Нортон подошел к каменному камину и положил на угли чугунную кочергу. Пока ее загнутый кончик нагревался до красного света, король рисовал в своем воображении образ Лейлы – ее волосы, манеры и запах, черты лица, изгибы тела и голос, – вся она ожила в его памяти ярким устойчивым образом. Почувствовав ее настолько живо и явно, словно она стояла с ним рядом, Нортон сжал в ладони докрасна раскаленный металл.
******
Неизвестно, сколько времени пролетело, но Лейла и Нагиля, казалось, только начали входить во вкус по-настоящему – словно до этого никто из них не знал подобных утех. Должно быть, они могли бы ласкать друг дружку до бесконечности, но Лейла внезапно схватилась руками за голову и закричала от боли. Нагиля вскочила и принялась стремительно превращаться в крылатую бестию, озираясь по сторонам. Лейла же осталась сидеть с отсутствующим взглядом, похожая на забытую куклу. В это время в голове ее происходил следующий диалог:
— Нортон, зачем так грубо! Я чуть было не умерла!

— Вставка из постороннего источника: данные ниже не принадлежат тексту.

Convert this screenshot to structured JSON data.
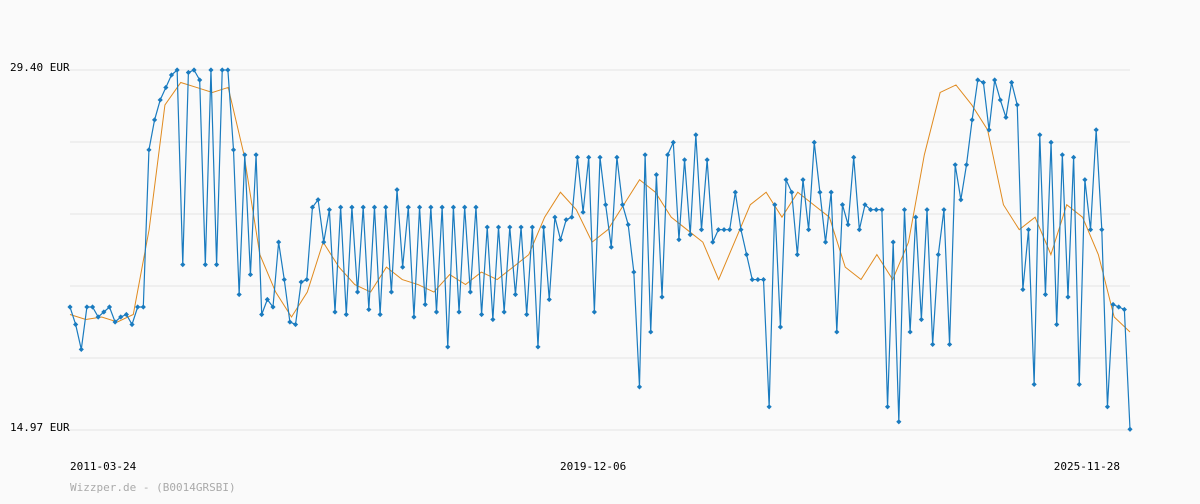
{
  "chart_data": {
    "type": "line",
    "yticks": [
      {
        "value": 29.4,
        "label": "29.40 EUR"
      },
      {
        "value": 14.97,
        "label": "14.97 EUR"
      }
    ],
    "ylim": [
      14.97,
      29.4
    ],
    "ygrid": [
      29.4,
      26.514,
      23.628,
      20.742,
      17.856,
      14.97
    ],
    "xlim": [
      "2011-03-24",
      "2025-11-28"
    ],
    "xticks": [
      "2011-03-24",
      "2019-12-06",
      "2025-11-28"
    ],
    "footer": "Wizzper.de - (B0014GRSBI)",
    "series": [
      {
        "color": "#1a7bbf",
        "markers": true,
        "values": [
          19.9,
          19.2,
          18.2,
          19.9,
          19.9,
          19.5,
          19.7,
          19.9,
          19.3,
          19.5,
          19.6,
          19.2,
          19.9,
          19.9,
          26.2,
          27.4,
          28.2,
          28.7,
          29.2,
          29.4,
          21.6,
          29.3,
          29.4,
          29.0,
          21.6,
          29.4,
          21.6,
          29.4,
          29.4,
          26.2,
          20.4,
          26.0,
          21.2,
          26.0,
          19.6,
          20.2,
          19.9,
          22.5,
          21.0,
          19.3,
          19.2,
          20.9,
          21.0,
          23.9,
          24.2,
          22.5,
          23.8,
          19.7,
          23.9,
          19.6,
          23.9,
          20.5,
          23.9,
          19.8,
          23.9,
          19.6,
          23.9,
          20.5,
          24.6,
          21.5,
          23.9,
          19.5,
          23.9,
          20.0,
          23.9,
          19.7,
          23.9,
          18.3,
          23.9,
          19.7,
          23.9,
          20.5,
          23.9,
          19.6,
          23.1,
          19.4,
          23.1,
          19.7,
          23.1,
          20.4,
          23.1,
          19.6,
          23.1,
          18.3,
          23.1,
          20.2,
          23.5,
          22.6,
          23.4,
          23.5,
          25.9,
          23.7,
          25.9,
          19.7,
          25.9,
          24.0,
          22.3,
          25.9,
          24.0,
          23.2,
          21.3,
          16.7,
          26.0,
          18.9,
          25.2,
          20.3,
          26.0,
          26.5,
          22.6,
          25.8,
          22.8,
          26.8,
          23.0,
          25.8,
          22.5,
          23.0,
          23.0,
          23.0,
          24.5,
          23.0,
          22.0,
          21.0,
          21.0,
          21.0,
          15.9,
          24.0,
          19.1,
          25.0,
          24.5,
          22.0,
          25.0,
          23.0,
          26.5,
          24.5,
          22.5,
          24.5,
          18.9,
          24.0,
          23.2,
          25.9,
          23.0,
          24.0,
          23.8,
          23.8,
          23.8,
          15.9,
          22.5,
          15.3,
          23.8,
          18.9,
          23.5,
          19.4,
          23.8,
          18.4,
          22.0,
          23.8,
          18.4,
          25.6,
          24.2,
          25.6,
          27.4,
          29.0,
          28.9,
          27.0,
          29.0,
          28.2,
          27.5,
          28.9,
          28.0,
          20.6,
          23.0,
          16.8,
          26.8,
          20.4,
          26.5,
          19.2,
          26.0,
          20.3,
          25.9,
          16.8,
          25.0,
          23.0,
          27.0,
          23.0,
          15.9,
          20.0,
          19.9,
          19.8,
          15.0
        ]
      },
      {
        "color": "#e08a1e",
        "markers": false,
        "values": [
          19.6,
          19.4,
          19.5,
          19.3,
          19.6,
          23.0,
          28.0,
          28.9,
          28.7,
          28.5,
          28.7,
          26.0,
          22.0,
          20.5,
          19.5,
          20.5,
          22.5,
          21.5,
          20.8,
          20.5,
          21.5,
          21.0,
          20.8,
          20.5,
          21.2,
          20.8,
          21.3,
          21.0,
          21.5,
          22.0,
          23.5,
          24.5,
          23.8,
          22.5,
          23.0,
          24.0,
          25.0,
          24.5,
          23.5,
          23.0,
          22.5,
          21.0,
          22.5,
          24.0,
          24.5,
          23.5,
          24.5,
          24.0,
          23.5,
          21.5,
          21.0,
          22.0,
          21.0,
          22.5,
          26.0,
          28.5,
          28.8,
          28.0,
          27.0,
          24.0,
          23.0,
          23.5,
          22.0,
          24.0,
          23.5,
          22.0,
          19.5,
          18.9
        ]
      }
    ]
  }
}
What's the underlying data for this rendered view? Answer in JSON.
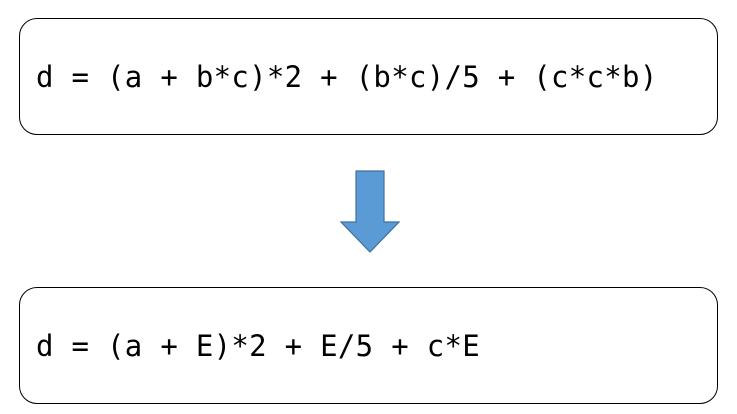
{
  "expressions": {
    "original": "d = (a + b*c)*2 + (b*c)/5 + (c*c*b)",
    "simplified": "d = (a + E)*2 + E/5 + c*E"
  },
  "colors": {
    "arrow_fill": "#5b9bd5",
    "arrow_stroke": "#41719c",
    "box_border": "#000000"
  },
  "icons": {
    "transform_arrow": "down-arrow-icon"
  }
}
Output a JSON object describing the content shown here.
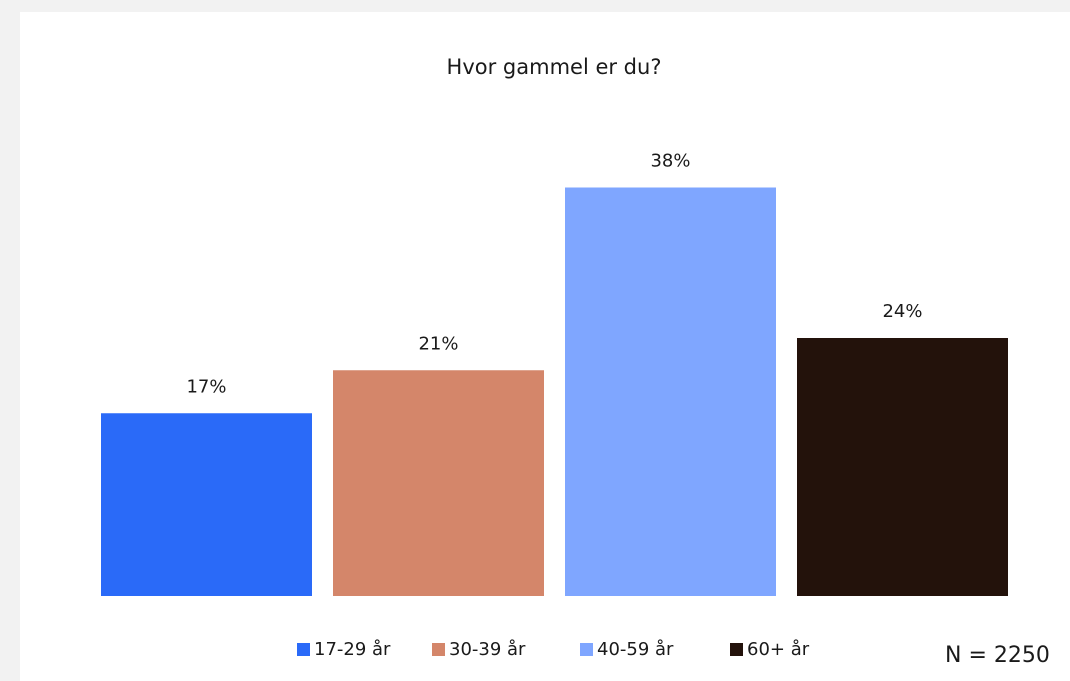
{
  "chart_data": {
    "type": "bar",
    "title": "Hvor gammel er du?",
    "categories": [
      "17-29 år",
      "30-39 år",
      "40-59 år",
      "60+ år"
    ],
    "values": [
      17,
      21,
      38,
      24
    ],
    "value_labels": [
      "17%",
      "21%",
      "38%",
      "24%"
    ],
    "colors": [
      "#2a6af8",
      "#d4866a",
      "#7fa6ff",
      "#23120b"
    ],
    "annotation": "N = 2250"
  }
}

— Нет времени для сюсюканий. Слушай внимательно. Через три часа ты должна быть уже у меня.
— Что за срочность такая? Я занята!
— Лейла, я не прошу, – я приказываю. К твоей сестре я пошлю двух церберов с ближайшей заставы, – так что, она останется в безопасности. Да, я все знаю. И еще, – ты должна выглядеть безупречно и, насколько это возможно, невинно – буквально по-ангельски.
— Можешь сказать в чем сыр-бор?
— Я познакомлю тебя с Габриэлем, и ты должна будешь продемонстрировать все свое мастерство.
— Нортон, я люблю тебя!
— Не благодари, – у меня свои интересы, но пока они совпадают, – ты будешь жить, несмотря на все свои выходки.
— Даже так? – съехидничала Лейла.
— Даже круче, – ответил Нортон и сжал еще раз раскаленное железо в руке.
Лейла закричала и выдала в ментальный эфир живой поток разнообразных ругательств. Нортон улыбнулся и, бросив кочергу обратно в камин, налил себе скотча. Как есть, – в любимом старом, но не утратившем восточных красок халате из персидской материи, покорном любому движению его поджарого тела, мягком, но достаточно теплом, и со стаканом в руке – он отправился на встречу с архангелом. На лице его блуждала странная улыбка, выражающая то ли довольство, то ли искреннюю радость и даже братскую нежность.
Лейла очнулась, отпущенная невидимой хваткой, и посмотрела на Нагилю. Та по глазам поняла, что пришла пора им снова расстаться. Над Зеленым морем наливалось вином изумрудное небо, местами меняя свой цвет от темно-сине-зеленого, до нежно-сапфирового, от прозрачно-оливкового до амарантового, малинового, даже – лилового и аметистового с пурпурными вспышками. Природа в Преисподней часто соответствовала тому, что должно было вскоре случиться, но теперь она лишь резвилась и забавлялась цветами, словно злой вдовий камень. Однако этот хамелеон нравился Нагиле и не раз спасал ее в жизни, посему она приняла игру цветов в небесах, как благое знамение.
***WD***
*Вермунд – verus mundus (verum mundi), – истинный мир, мир истины – Преисподняя.
*Душевно, сердечно (чаще – Sinc;rement; очень редко – Je vous remercie sinc;rement) – суть «спасибо». Данное слово не принято употреблять при дворе. Считается пошлым, вульгарным. В редких случаях приемлемо «благо дарю», если это действительно так.
*«Ангел Златые Власы;», также известный как «Архангел Гаврииил» – древнейшая икона из собрания Государственного Русского музея в Санкт-Петербурге. Изображает Архангела Гавриила, датируется XII веком и большинством специалистов относится к новгородской школе иконописи.